Boulder/ South Boulder Creek
From mile marker 34 in Boulder Canyon, and follow Boulder Creek east to the meeting point of Boulder and South Boulder Creeks. These stretches of water — more than 60 miles worth, including all of South Boulder Creek by Eldorado Canyon — are known for getting beginners on trout. And it's right in your backyard. Hit it between classes or after work. Either way, it's a great place to learn.
The section running through downtown is chock full of trout piled on top of each other in the small pockets of water open in the ice. The deeper the pocket is, the better, just get that line down there for them to see.
South Boulder Creek, the tailwater out of the Gross Reservoir, is a great place to start a day-long trip. The smaller fish abundant in this stream make a buffet line for bigger fish, and bigger fish means bigger smiles.
Flies: For both bodies of water, the all-purpose Woolly Bugger in black, brown or olive color is an easy and effective choice.
Technique: "Stripping," which is casting at an 11 o'clock angle and quickly pulling in the line by short bursts to replicate a hurt minnow swimming upstream.
Big Thompson River
Starting in the headwaters of Forest Canyon at the Rocky Mountain National Park, the river runs eastward into Estes Park until it hits Olympus Dam. From there, the tailwater heading through Big Thompson Canyon is warmer because it flows from the bottom of the reservoir, which is good for fishing because the trout will be more active in warmer areas.
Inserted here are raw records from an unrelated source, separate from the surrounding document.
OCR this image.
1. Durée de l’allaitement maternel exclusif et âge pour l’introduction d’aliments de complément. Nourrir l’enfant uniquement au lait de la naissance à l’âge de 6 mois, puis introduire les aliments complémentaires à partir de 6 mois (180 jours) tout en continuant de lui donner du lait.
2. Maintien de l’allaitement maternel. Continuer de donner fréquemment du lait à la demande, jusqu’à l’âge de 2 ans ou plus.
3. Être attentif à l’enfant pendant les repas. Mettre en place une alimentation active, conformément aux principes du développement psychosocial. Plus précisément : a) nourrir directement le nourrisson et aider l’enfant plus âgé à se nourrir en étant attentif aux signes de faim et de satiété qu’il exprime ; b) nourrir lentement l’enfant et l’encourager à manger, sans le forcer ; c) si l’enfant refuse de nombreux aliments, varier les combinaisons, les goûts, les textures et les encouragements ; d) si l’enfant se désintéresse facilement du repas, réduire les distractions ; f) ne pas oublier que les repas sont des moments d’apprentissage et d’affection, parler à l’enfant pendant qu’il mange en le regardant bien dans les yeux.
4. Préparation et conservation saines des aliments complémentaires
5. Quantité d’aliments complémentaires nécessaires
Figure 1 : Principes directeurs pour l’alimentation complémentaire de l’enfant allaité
Deeper pools of water can be incredible winter holding areas for trout on the river — a concern since the fall flooding. The masses of fish still thriving are responding well to midges and nymphs.
Technique and flies: "Nymphing" and using a double rig with two flies at the end of your line is a great way to increase your chances of a hit. Don't false cast. Roll your line outward with a "pull the train whistle" motion as you cast to your 10 o'clock position.
Tip: Grab a strike indicator from your local fly shop. These are usually brightly colored and are highly visible on your line while nymphing.
South Fork of South Platte River
Start at the tailwaters below Cheeseman Dam. The Rainbow and Brown trout will bite all the way through winter as you head down stream into Cheeseman Canyon. This catch-and-release only water means there are more than enough trout to net for anyone visiting.
The clear water will make it easy to spot fish feeding on bugs from the surface of the water. Keep low along the edge of the stream help to keep fish from getting spooked by your presence.
Flies: On cloudy or grey winter days, the big rainbows in the water swallow up dry flies like the Blue Wing Olive (BWO) constantly during the afternoons.
Technique: "Spotting," or seeing the fish in the water is key to getting a dry fly in the right position for a slow drift.